Responsável: Prof. Dr. Martin Haardt (Ilmenau University of Technology)
Data: 27 de abril de 2017
Local: Sala de Seminários do GTEL (Bloco 722 do Campus do Pici)
The truncated version of the higher-order singular value decomposition (HOSVD) has a great significance in multi-dimensional tensor-based signal processing. It allows to extract the principal components from noisy observations in order to find a low-rank approximation of the multi-dimensional data. In a variety of applications, including image processing, object and pattern recognition, high-resolution parameter estimation, control engineering as well as data analysis, the truncated HOSVD is used to “denoise” or “compress” noise-corrupted data.

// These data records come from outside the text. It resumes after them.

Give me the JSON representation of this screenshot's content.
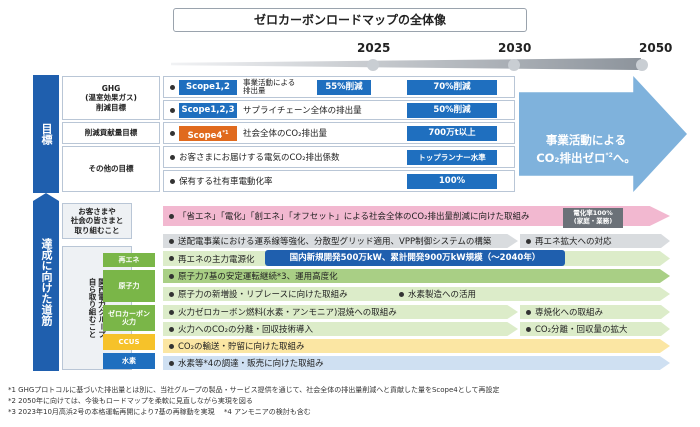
{
  "title": "ゼロカーボンロードマップの全体像",
  "years": [
    "2025",
    "2030",
    "2050"
  ],
  "left_labels": {
    "goals": "目標",
    "initiatives": "達成に向けた道筋"
  },
  "goal_rows": [
    {
      "label": "GHG\n(温室効果ガス)\n削減目標",
      "chip": "Scope1,2",
      "text": "事業活動による\n排出量",
      "v2025": "55%削減",
      "v2030": "70%削減"
    },
    {
      "label": "",
      "chip": "Scope1,2,3",
      "text": "サプライチェーン全体の排出量",
      "v2025": "",
      "v2030": "50%削減"
    },
    {
      "label": "削減貢献量目標",
      "chip": "Scope4",
      "chip_sup": "*1",
      "text": "社会全体のCO₂排出量",
      "v2025": "",
      "v2030": "700万t以上"
    },
    {
      "label": "その他の目標",
      "chip": "",
      "text": "お客さまにお届けする電気のCO₂排出係数",
      "v2025": "",
      "v2030": "トップランナー水準"
    },
    {
      "label": "",
      "chip": "",
      "text": "保有する社有車電動化率",
      "v2025": "",
      "v2030": "100%"
    }
  ],
  "big_arrow_text": "事業活動による\nCO₂排出ゼロ",
  "big_arrow_sup": "*2",
  "big_arrow_tail": "へ。",
  "society": {
    "label": "お客さまや\n社会の皆さまと\n取り組むこと",
    "text": "「省エネ」「電化」「創エネ」「オフセット」による社会全体のCO₂排出量削減に向けた取組み",
    "note": "電化率100%\n(家庭・業務)"
  },
  "group_label": "関西電力グループ\n自ら取り組むこと",
  "categories": [
    "再エネ",
    "原子力",
    "ゼロカーボン\n火力",
    "CCUS",
    "水素"
  ],
  "initiative_rows": [
    {
      "text": "送配電事業における運系線等強化、分散型グリッド適用、VPP制御システムの構築",
      "right": "再エネ拡大への対応"
    },
    {
      "text": "再エネの主力電源化",
      "highlight": "国内新規開発500万kW、累計開発900万kW規模（～2040年）"
    },
    {
      "text": "原子力7基の安定運転継続*3、運用高度化"
    },
    {
      "text": "原子力の新増設・リプレースに向けた取組み",
      "mid": "水素製造への活用"
    },
    {
      "text": "火力ゼロカーボン燃料(水素・アンモニア)混焼への取組み",
      "right": "専焼化への取組み"
    },
    {
      "text": "火力へのCO₂の分離・回収技術導入",
      "right": "CO₂分離・回収量の拡大"
    },
    {
      "text": "CO₂の輸送・貯留に向けた取組み"
    },
    {
      "text": "水素等*4の調達・販売に向けた取組み"
    }
  ],
  "footnotes": [
    "*1 GHGプロトコルに基づいた排出量とは別に、当社グループの製品・サービス提供を通じて、社会全体の排出量削減へと貢献した量をScope4として再設定",
    "*2 2050年に向けては、今後もロードマップを柔軟に見直しながら実現を図る",
    "*3 2023年10月高浜2号の本格運転再開により7基の再稼動を実現　 *4 アンモニアの検討も含む"
  ],
  "colors": {
    "blue": "#1f5fae",
    "arrow": "#7fb2dc",
    "chip_blue": "#1f6fbf",
    "chip_orange": "#e06a1e",
    "pink": "#f2b8d0",
    "green": "#7ab648",
    "gray": "#b9bdc2",
    "yellow": "#f6c22a"
  }
}
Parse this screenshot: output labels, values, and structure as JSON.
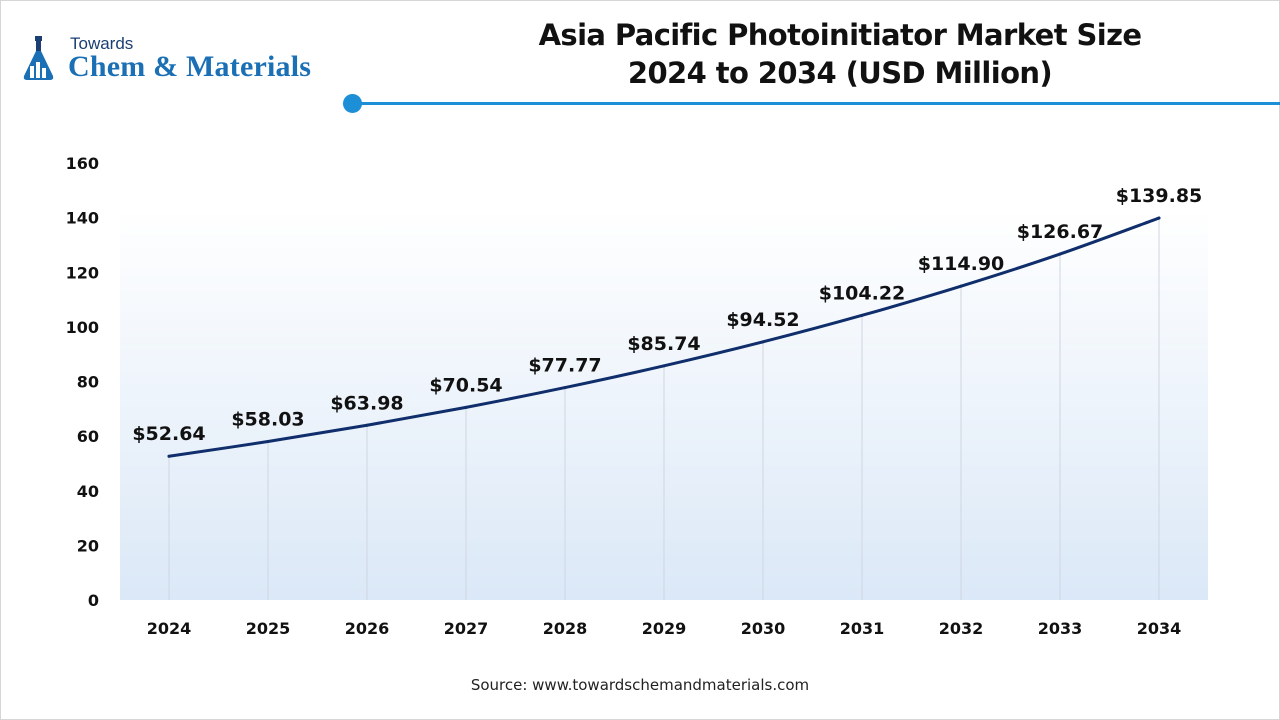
{
  "brand": {
    "small_text": "Towards",
    "big_text": "Chem & Materials"
  },
  "title_lines": [
    "Asia Pacific Photoinitiator Market Size",
    "2024 to 2034 (USD Million)"
  ],
  "source": "Source: www.towardschemandmaterials.com",
  "colors": {
    "line": "#0f2e6b",
    "accent": "#1c8fd6",
    "plot_bg_top": "#ffffff",
    "plot_bg_bottom": "#dbe8f7",
    "gridline": "#cfd6e0"
  },
  "chart_data": {
    "type": "line",
    "title": "Asia Pacific Photoinitiator Market Size 2024 to 2034 (USD Million)",
    "xlabel": "",
    "ylabel": "",
    "categories": [
      "2024",
      "2025",
      "2026",
      "2027",
      "2028",
      "2029",
      "2030",
      "2031",
      "2032",
      "2033",
      "2034"
    ],
    "series": [
      {
        "values": [
          52.64,
          58.03,
          63.98,
          70.54,
          77.77,
          85.74,
          94.52,
          104.22,
          114.9,
          126.67,
          139.85
        ],
        "labels": [
          "$52.64",
          "$58.03",
          "$63.98",
          "$70.54",
          "$77.77",
          "$85.74",
          "$94.52",
          "$104.22",
          "$114.90",
          "$126.67",
          "$139.85"
        ]
      }
    ],
    "ylim": [
      0,
      160
    ],
    "yticks": [
      "0",
      "20",
      "40",
      "60",
      "80",
      "100",
      "120",
      "140",
      "160"
    ],
    "grid": "vertical gridlines at categories",
    "legend": "none"
  }
}
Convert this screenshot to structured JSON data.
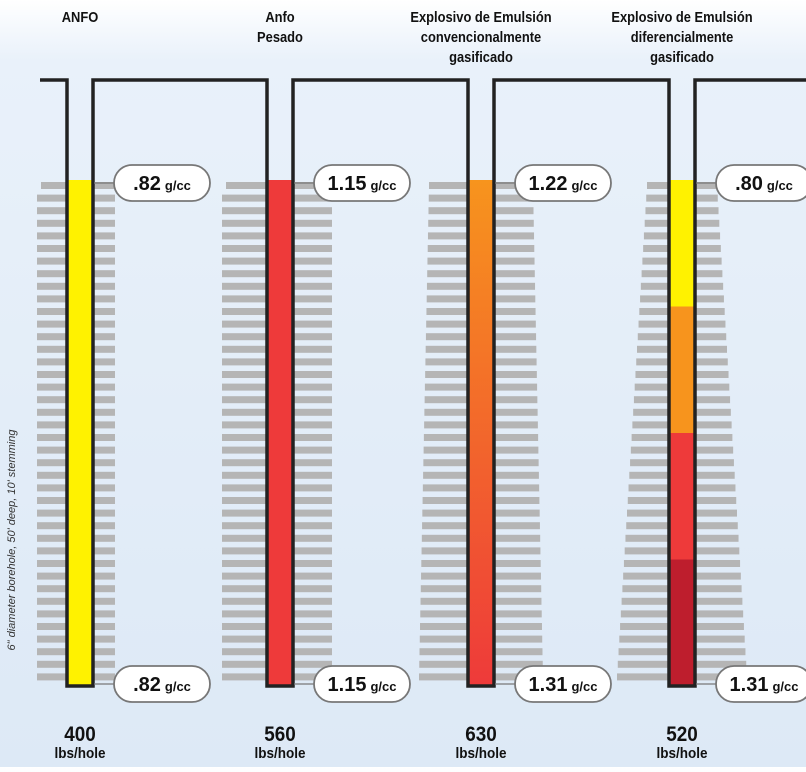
{
  "side_note": "6\" diameter borehole, 50' deep, 10' stemming",
  "unit_label": "g/cc",
  "columns": [
    {
      "title": [
        "ANFO"
      ],
      "top_density": ".82",
      "bottom_density": ".82",
      "weight": "400",
      "weight_unit": "lbs/hole",
      "fill_colors": [
        "#fff200"
      ]
    },
    {
      "title": [
        "Anfo",
        "Pesado"
      ],
      "top_density": "1.15",
      "bottom_density": "1.15",
      "weight": "560",
      "weight_unit": "lbs/hole",
      "fill_colors": [
        "#ee3a3a"
      ]
    },
    {
      "title": [
        "Explosivo de Emulsión",
        "convencionalmente",
        "gasificado"
      ],
      "top_density": "1.22",
      "bottom_density": "1.31",
      "weight": "630",
      "weight_unit": "lbs/hole",
      "fill_gradient": [
        "#f7941d",
        "#ee3a3a"
      ]
    },
    {
      "title": [
        "Explosivo de Emulsión",
        "diferencialmente",
        "gasificado"
      ],
      "top_density": ".80",
      "bottom_density": "1.31",
      "weight": "520",
      "weight_unit": "lbs/hole",
      "fill_colors": [
        "#fff200",
        "#f7941d",
        "#ee3a3a",
        "#be1e2d"
      ]
    }
  ],
  "colors": {
    "outline": "#222222",
    "stripe": "#b5b5b5",
    "bubble_fill": "#ffffff",
    "bubble_stroke": "#777777"
  }
}
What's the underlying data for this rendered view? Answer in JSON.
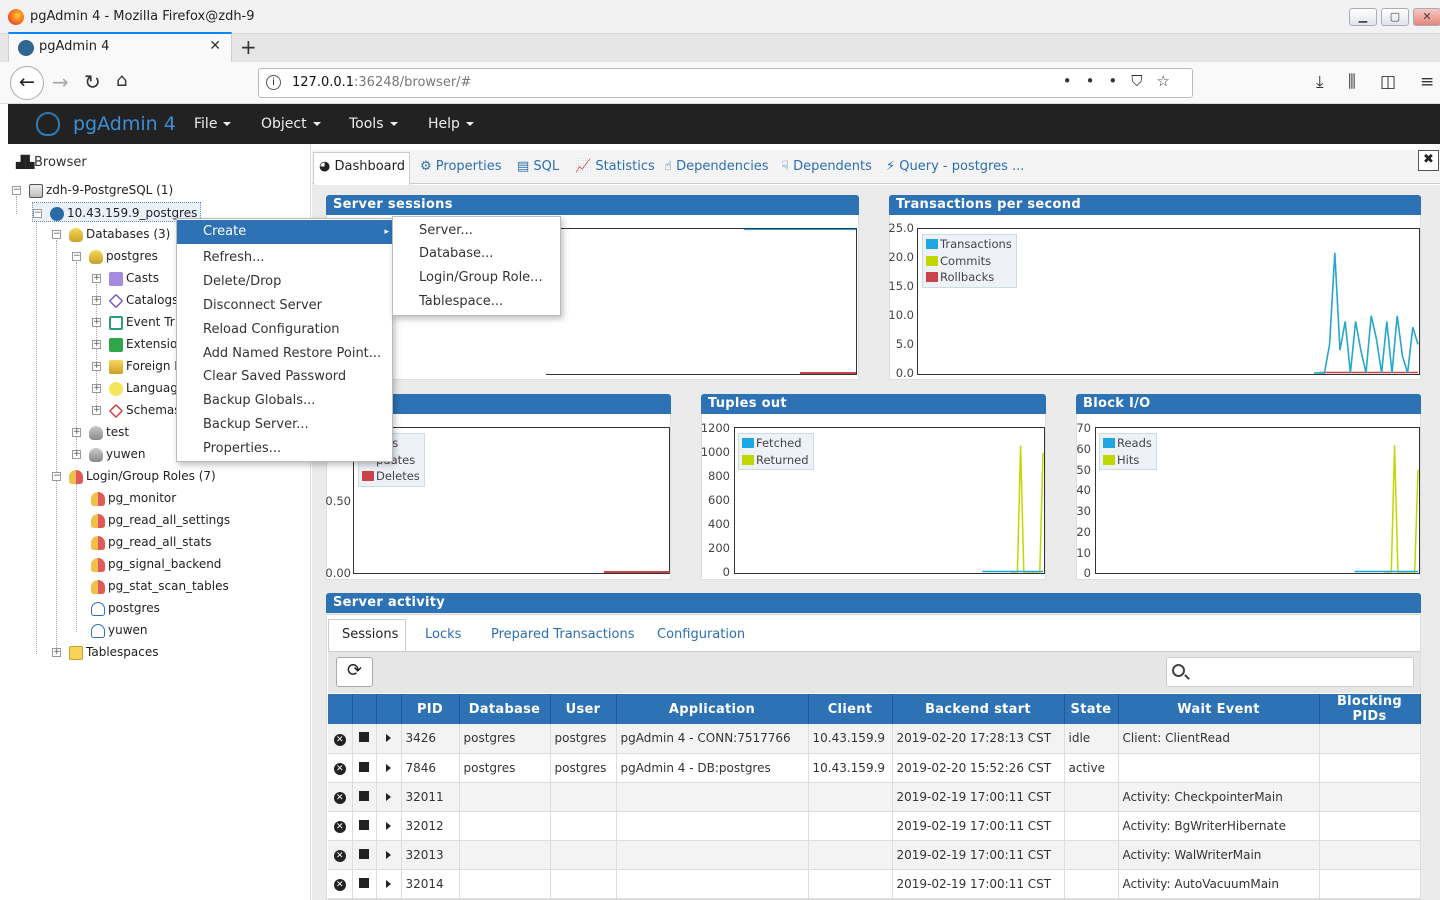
{
  "window": {
    "title": "pgAdmin 4 - Mozilla Firefox@zdh-9",
    "tab_title": "pgAdmin 4"
  },
  "address": {
    "host": "127.0.0.1",
    "rest": ":36248/browser/#"
  },
  "app": {
    "name": "pgAdmin 4",
    "menus": [
      "File",
      "Object",
      "Tools",
      "Help"
    ]
  },
  "browser": {
    "title": "Browser",
    "tree": {
      "server_group": "zdh-9-PostgreSQL (1)",
      "server": "10.43.159.9_postgres",
      "databases": "Databases (3)",
      "db_postgres": "postgres",
      "db_children": [
        "Casts",
        "Catalogs",
        "Event Tr",
        "Extensio",
        "Foreign I",
        "Languag",
        "Schemas"
      ],
      "db_test": "test",
      "db_yuwen": "yuwen",
      "roles": "Login/Group Roles (7)",
      "role_items": [
        "pg_monitor",
        "pg_read_all_settings",
        "pg_read_all_stats",
        "pg_signal_backend",
        "pg_stat_scan_tables",
        "postgres",
        "yuwen"
      ],
      "tablespaces": "Tablespaces"
    }
  },
  "context_menu": {
    "items": [
      "Create",
      "Refresh...",
      "Delete/Drop",
      "Disconnect Server",
      "Reload Configuration",
      "Add Named Restore Point...",
      "Clear Saved Password",
      "Backup Globals...",
      "Backup Server...",
      "Properties..."
    ],
    "submenu": [
      "Server...",
      "Database...",
      "Login/Group Role...",
      "Tablespace..."
    ]
  },
  "right_tabs": [
    "Dashboard",
    "Properties",
    "SQL",
    "Statistics",
    "Dependencies",
    "Dependents",
    "Query - postgres ..."
  ],
  "colors": {
    "accent": "#2c72b5",
    "series_blue": "#1ea7e1",
    "series_green": "#c0d800",
    "series_red": "#c9444a"
  },
  "panels": {
    "server_sessions": {
      "title": "Server sessions"
    },
    "tps": {
      "title": "Transactions per second",
      "yticks": [
        "25.0",
        "20.0",
        "15.0",
        "10.0",
        "5.0",
        "0.0"
      ],
      "legend": [
        "Transactions",
        "Commits",
        "Rollbacks"
      ]
    },
    "tuples_in": {
      "yticks": [
        "0.50",
        "0.00"
      ],
      "legend": [
        "erts",
        "pdates",
        "Deletes"
      ]
    },
    "tuples_out": {
      "title": "Tuples out",
      "yticks": [
        "1200",
        "1000",
        "800",
        "600",
        "400",
        "200",
        "0"
      ],
      "legend": [
        "Fetched",
        "Returned"
      ]
    },
    "block_io": {
      "title": "Block I/O",
      "yticks": [
        "70",
        "60",
        "50",
        "40",
        "30",
        "20",
        "10",
        "0"
      ],
      "legend": [
        "Reads",
        "Hits"
      ]
    },
    "server_activity": {
      "title": "Server activity",
      "tabs": [
        "Sessions",
        "Locks",
        "Prepared Transactions",
        "Configuration"
      ]
    }
  },
  "chart_data": [
    {
      "type": "line",
      "title": "Transactions per second",
      "ylim": [
        0,
        25
      ],
      "series": [
        {
          "name": "Transactions",
          "values": [
            0,
            0,
            0,
            0,
            0,
            0,
            0,
            0,
            0,
            0,
            0,
            0,
            0,
            0,
            0,
            0,
            0,
            0,
            0,
            0,
            0,
            0,
            0,
            0,
            0,
            0,
            0,
            0,
            0,
            0,
            0,
            0,
            0,
            0,
            0,
            0,
            0,
            0,
            0,
            0,
            0,
            0,
            0,
            0,
            0,
            0,
            0,
            0,
            0,
            0,
            0,
            0,
            0,
            0,
            0,
            0,
            0,
            0,
            0,
            0,
            0,
            0,
            0,
            0,
            0,
            0,
            0,
            0,
            0,
            0,
            0,
            0,
            0,
            0,
            0,
            0,
            0,
            0,
            0,
            5,
            21,
            4,
            9,
            0,
            9,
            4,
            0,
            10,
            6,
            0,
            9,
            0,
            10,
            3,
            0,
            8,
            5
          ]
        },
        {
          "name": "Commits",
          "values": [
            0,
            0,
            0,
            0,
            0,
            0,
            0,
            0,
            0,
            0,
            0,
            0,
            0,
            0,
            0,
            0,
            0,
            0,
            0,
            0,
            0,
            0,
            0,
            0,
            0,
            0,
            0,
            0,
            0,
            0,
            0,
            0,
            0,
            0,
            0,
            0,
            0,
            0,
            0,
            0,
            0,
            0,
            0,
            0,
            0,
            0,
            0,
            0,
            0,
            0,
            0,
            0,
            0,
            0,
            0,
            0,
            0,
            0,
            0,
            0,
            0,
            0,
            0,
            0,
            0,
            0,
            0,
            0,
            0,
            0,
            0,
            0,
            0,
            0,
            0,
            0,
            0,
            0,
            0,
            5,
            21,
            4,
            9,
            0,
            9,
            4,
            0,
            10,
            6,
            0,
            9,
            0,
            10,
            3,
            0,
            8,
            5
          ]
        },
        {
          "name": "Rollbacks",
          "values": [
            0,
            0,
            0,
            0,
            0,
            0,
            0,
            0,
            0,
            0,
            0,
            0,
            0,
            0,
            0,
            0,
            0,
            0,
            0,
            0,
            0,
            0,
            0,
            0,
            0,
            0,
            0,
            0,
            0,
            0,
            0,
            0,
            0,
            0,
            0,
            0,
            0,
            0,
            0,
            0,
            0,
            0,
            0,
            0,
            0,
            0,
            0,
            0,
            0,
            0,
            0,
            0,
            0,
            0,
            0,
            0,
            0,
            0,
            0,
            0,
            0,
            0,
            0,
            0,
            0,
            0,
            0,
            0,
            0,
            0,
            0,
            0,
            0,
            0,
            0,
            0,
            0,
            0,
            0,
            0,
            0,
            0,
            0,
            0,
            0,
            0,
            0,
            0,
            0,
            0,
            0,
            0,
            0,
            0,
            0,
            0,
            0
          ]
        }
      ]
    },
    {
      "type": "line",
      "title": "Tuples out",
      "ylim": [
        0,
        1200
      ],
      "series": [
        {
          "name": "Fetched",
          "values": [
            0,
            0,
            0,
            0,
            0,
            0,
            0,
            0,
            0,
            0,
            0,
            0,
            0,
            0,
            0,
            0,
            0,
            0,
            0,
            0,
            0,
            0,
            0,
            0,
            0,
            0,
            0,
            0,
            0,
            0,
            0,
            0,
            0,
            0,
            0,
            0,
            0,
            0,
            0,
            0,
            0,
            0,
            0,
            0,
            0,
            0,
            0,
            0,
            0,
            0,
            0,
            0,
            0,
            0,
            0,
            0,
            0,
            0,
            0,
            0,
            0,
            0,
            0,
            0,
            0,
            0,
            0,
            0,
            0,
            0,
            0,
            0,
            0,
            0,
            0,
            0,
            0,
            0,
            0,
            0,
            0,
            0,
            0,
            0,
            0,
            0,
            0,
            0,
            0,
            0,
            0,
            0,
            0,
            0,
            0,
            0,
            0
          ]
        },
        {
          "name": "Returned",
          "values": [
            0,
            0,
            0,
            0,
            0,
            0,
            0,
            0,
            0,
            0,
            0,
            0,
            0,
            0,
            0,
            0,
            0,
            0,
            0,
            0,
            0,
            0,
            0,
            0,
            0,
            0,
            0,
            0,
            0,
            0,
            0,
            0,
            0,
            0,
            0,
            0,
            0,
            0,
            0,
            0,
            0,
            0,
            0,
            0,
            0,
            0,
            0,
            0,
            0,
            0,
            0,
            0,
            0,
            0,
            0,
            0,
            0,
            0,
            0,
            0,
            0,
            0,
            0,
            0,
            0,
            0,
            0,
            0,
            0,
            0,
            0,
            0,
            0,
            0,
            0,
            0,
            0,
            0,
            0,
            0,
            0,
            0,
            0,
            0,
            0,
            0,
            0,
            0,
            0,
            1060,
            0,
            0,
            0,
            0,
            0,
            0,
            1000
          ]
        }
      ]
    },
    {
      "type": "line",
      "title": "Block I/O",
      "ylim": [
        0,
        70
      ],
      "series": [
        {
          "name": "Reads",
          "values": [
            0,
            0,
            0,
            0,
            0,
            0,
            0,
            0,
            0,
            0,
            0,
            0,
            0,
            0,
            0,
            0,
            0,
            0,
            0,
            0,
            0,
            0,
            0,
            0,
            0,
            0,
            0,
            0,
            0,
            0,
            0,
            0,
            0,
            0,
            0,
            0,
            0,
            0,
            0,
            0,
            0,
            0,
            0,
            0,
            0,
            0,
            0,
            0,
            0,
            0,
            0,
            0,
            0,
            0,
            0,
            0,
            0,
            0,
            0,
            0,
            0,
            0,
            0,
            0,
            0,
            0,
            0,
            0,
            0,
            0,
            0,
            0,
            0,
            0,
            0,
            0,
            0,
            0,
            0,
            0,
            0,
            0,
            0,
            0,
            0,
            0,
            0,
            0,
            0,
            0,
            0,
            0,
            0,
            0,
            0,
            0,
            0
          ]
        },
        {
          "name": "Hits",
          "values": [
            0,
            0,
            0,
            0,
            0,
            0,
            0,
            0,
            0,
            0,
            0,
            0,
            0,
            0,
            0,
            0,
            0,
            0,
            0,
            0,
            0,
            0,
            0,
            0,
            0,
            0,
            0,
            0,
            0,
            0,
            0,
            0,
            0,
            0,
            0,
            0,
            0,
            0,
            0,
            0,
            0,
            0,
            0,
            0,
            0,
            0,
            0,
            0,
            0,
            0,
            0,
            0,
            0,
            0,
            0,
            0,
            0,
            0,
            0,
            0,
            0,
            0,
            0,
            0,
            0,
            0,
            0,
            0,
            0,
            0,
            0,
            0,
            0,
            0,
            0,
            0,
            0,
            0,
            0,
            0,
            0,
            0,
            0,
            0,
            0,
            0,
            0,
            0,
            0,
            62,
            0,
            0,
            0,
            0,
            0,
            0,
            50
          ]
        }
      ]
    }
  ],
  "sessions": {
    "headers": [
      "PID",
      "Database",
      "User",
      "Application",
      "Client",
      "Backend start",
      "State",
      "Wait Event",
      "Blocking PIDs"
    ],
    "rows": [
      [
        "3426",
        "postgres",
        "postgres",
        "pgAdmin 4 - CONN:7517766",
        "10.43.159.9",
        "2019-02-20 17:28:13 CST",
        "idle",
        "Client: ClientRead",
        ""
      ],
      [
        "7846",
        "postgres",
        "postgres",
        "pgAdmin 4 - DB:postgres",
        "10.43.159.9",
        "2019-02-20 15:52:26 CST",
        "active",
        "",
        ""
      ],
      [
        "32011",
        "",
        "",
        "",
        "",
        "2019-02-19 17:00:11 CST",
        "",
        "Activity: CheckpointerMain",
        ""
      ],
      [
        "32012",
        "",
        "",
        "",
        "",
        "2019-02-19 17:00:11 CST",
        "",
        "Activity: BgWriterHibernate",
        ""
      ],
      [
        "32013",
        "",
        "",
        "",
        "",
        "2019-02-19 17:00:11 CST",
        "",
        "Activity: WalWriterMain",
        ""
      ],
      [
        "32014",
        "",
        "",
        "",
        "",
        "2019-02-19 17:00:11 CST",
        "",
        "Activity: AutoVacuumMain",
        ""
      ]
    ]
  }
}
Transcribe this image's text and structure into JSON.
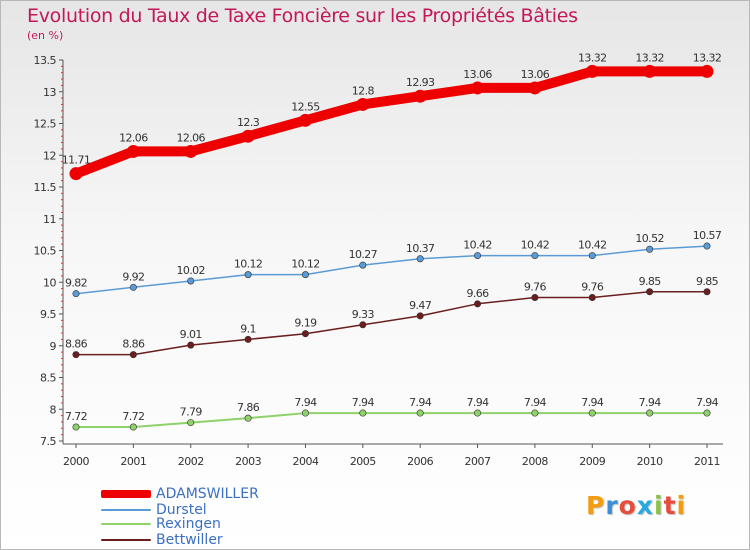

In this presentation, we address the question of how good this approximation is by analytically quantifying the tensor reconstruction error introduced by the truncated HOSVD. To this end, we present a first-order perturbation analysis of the truncated HOSVD to obtain analytical expressions for the signal subspace error in each dimension as well as the tensor reconstruction error induced by the low-rank approximation of the noise corrupted tensor. The results are asymptotic in the signal-to-noise ratio (SNR) and expressed in terms of the second-order moments of the noise, such that apart from a zero mean, no assumptions on the noise statistics are required. Empirical simulation results verify the obtained analytical expressions.